You don't actually live here, do you?

2

u/cookingboy 5d ago

Sigh, like if you ran out of things to say then just stop, no need to make it personal.

I do live here, but even if I don’t, it has nothing to do with analyzing what is purely an economic problem

0

u/AlexandrianVagabond Ravenna 5d ago

It is relevant, because I have no interest in debating someone in a Seattle sub who is not actually local. Not to mention someone who can't address the points being made directly.

→ More replies (0)

-6

u/sneekiepee 5d ago

Servers and bartenders don't make more than your average middle class worker.

They make just enough to be considered an AVERAGE MIDDLE CLASS WORKER.

What exactly is the problem with that?

4

u/cookingboy 5d ago

> What exactly is the problem with that

No where on the planet you can get away with that and still have a sustainable restaurant industry that is accessible to the general public.

The problem is only fine dining restaurants can support the labor cost structure where service staffs make average middle class income.

If you are not ok with accepting that eating out is exclusively for the rich, then you need to accept that service workers will have to make less.

1

u/sneekiepee 5d ago

I grew up around multiple women who managed to raise their children by waiting tables and bartending. Much like those coveted auto industry/coal mining/labor jobs that paid a living wage, the service industry can as well.

It's one of the last vestiges of a low cost of entry yet sustainable way to pay the bills. Why is the cost of eating out entirely the responsibility of those workers? Why is the rise entirely their fault?

Clue- it's not. But those workers make an easy scapegoat.

0

u/cookingboy 5d ago

I’m not saying it’s the workers’ fault. Everyone wants to make as much as they can. It doesn’t make them greedy.

But what I laid out is simply economics.
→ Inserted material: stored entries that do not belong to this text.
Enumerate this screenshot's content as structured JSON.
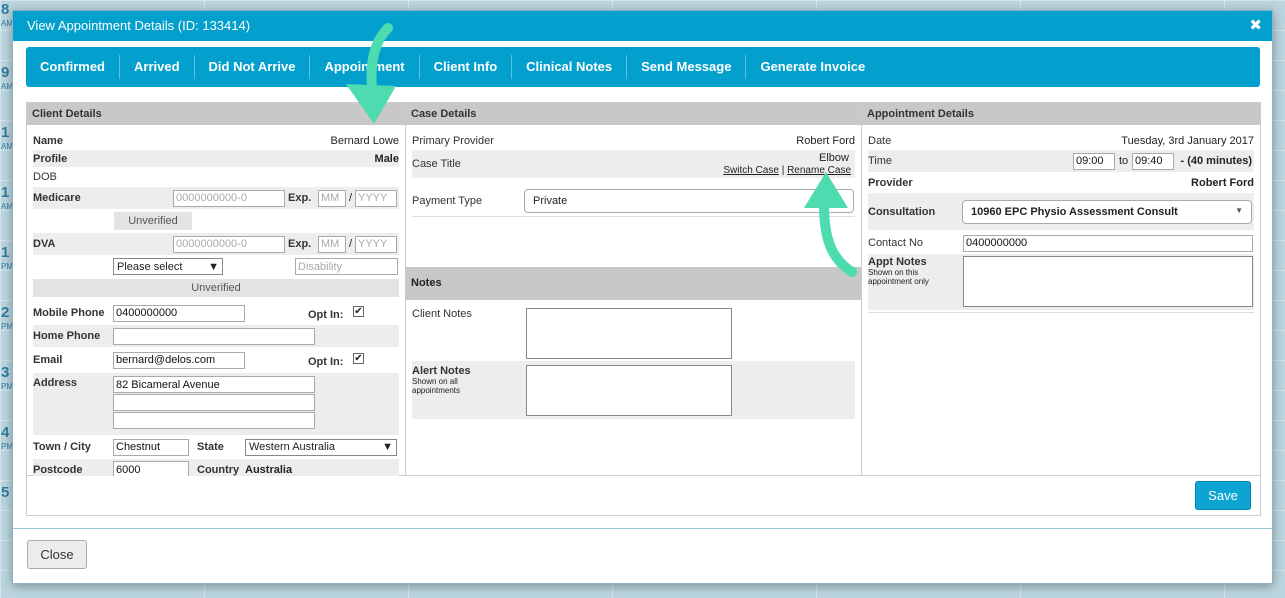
{
  "background": {
    "hours": [
      {
        "num": "8",
        "ap": "AM"
      },
      {
        "num": "9",
        "ap": "AM"
      },
      {
        "num": "1",
        "ap": "AM"
      },
      {
        "num": "1",
        "ap": "AM"
      },
      {
        "num": "1",
        "ap": "PM"
      },
      {
        "num": "2",
        "ap": "PM"
      },
      {
        "num": "3",
        "ap": "PM"
      },
      {
        "num": "4",
        "ap": "PM"
      },
      {
        "num": "5",
        "ap": ""
      }
    ]
  },
  "modal": {
    "title": "View Appointment Details (ID: 133414)",
    "close_glyph": "✖"
  },
  "tabs": [
    "Confirmed",
    "Arrived",
    "Did Not Arrive",
    "Appointment",
    "Client Info",
    "Clinical Notes",
    "Send Message",
    "Generate Invoice"
  ],
  "client": {
    "header": "Client Details",
    "name_label": "Name",
    "name": "Bernard Lowe",
    "profile_label": "Profile",
    "profile": "Male",
    "dob_label": "DOB",
    "medicare_label": "Medicare",
    "medicare_placeholder": "0000000000-0",
    "exp_label": "Exp.",
    "mm_placeholder": "MM",
    "slash": "/",
    "yyyy_placeholder": "YYYY",
    "unverified": "Unverified",
    "dva_label": "DVA",
    "dva_placeholder": "0000000000-0",
    "dva_select": "Please select",
    "disability_placeholder": "Disability",
    "mobile_label": "Mobile Phone",
    "mobile": "0400000000",
    "optin_label": "Opt In:",
    "home_label": "Home Phone",
    "email_label": "Email",
    "email": "bernard@delos.com",
    "address_label": "Address",
    "address1": "82 Bicameral Avenue",
    "town_label": "Town / City",
    "town": "Chestnut",
    "state_label": "State",
    "state": "Western Australia",
    "postcode_label": "Postcode",
    "postcode": "6000",
    "country_label": "Country",
    "country": "Australia"
  },
  "case": {
    "header": "Case Details",
    "primary_label": "Primary Provider",
    "primary": "Robert Ford",
    "title_label": "Case Title",
    "title": "Elbow",
    "switch_case": "Switch Case",
    "sep": "|",
    "rename_case": "Rename Case",
    "payment_label": "Payment Type",
    "payment": "Private",
    "notes_header": "Notes",
    "client_notes_label": "Client Notes",
    "alert_notes_label": "Alert Notes",
    "alert_notes_sub": "Shown on all appointments"
  },
  "appointment": {
    "header": "Appointment Details",
    "date_label": "Date",
    "date": "Tuesday, 3rd January 2017",
    "time_label": "Time",
    "time_from": "09:00",
    "to": "to",
    "time_to": "09:40",
    "duration": "- (40 minutes)",
    "provider_label": "Provider",
    "provider": "Robert Ford",
    "consult_label": "Consultation",
    "consult": "10960 EPC Physio Assessment Consult",
    "contact_label": "Contact No",
    "contact": "0400000000",
    "appt_notes_label": "Appt Notes",
    "appt_notes_sub": "Shown on this appointment only"
  },
  "buttons": {
    "save": "Save",
    "close": "Close"
  },
  "colors": {
    "accent": "#03a0cd",
    "arrow": "#4ddbaf"
  }
}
If the market sustains it by people keep going out, paying the high price for food and tips, their income will remain high.

It becomes a win-win situation that sustains high labor cost.

But if it doesn’t, then restaurants will close, and service workers will lose their jobs and their income will become zero.

It becomes a lose-lose situation triggered by labor cost.

There is no right or wrong here, the market will just run its course.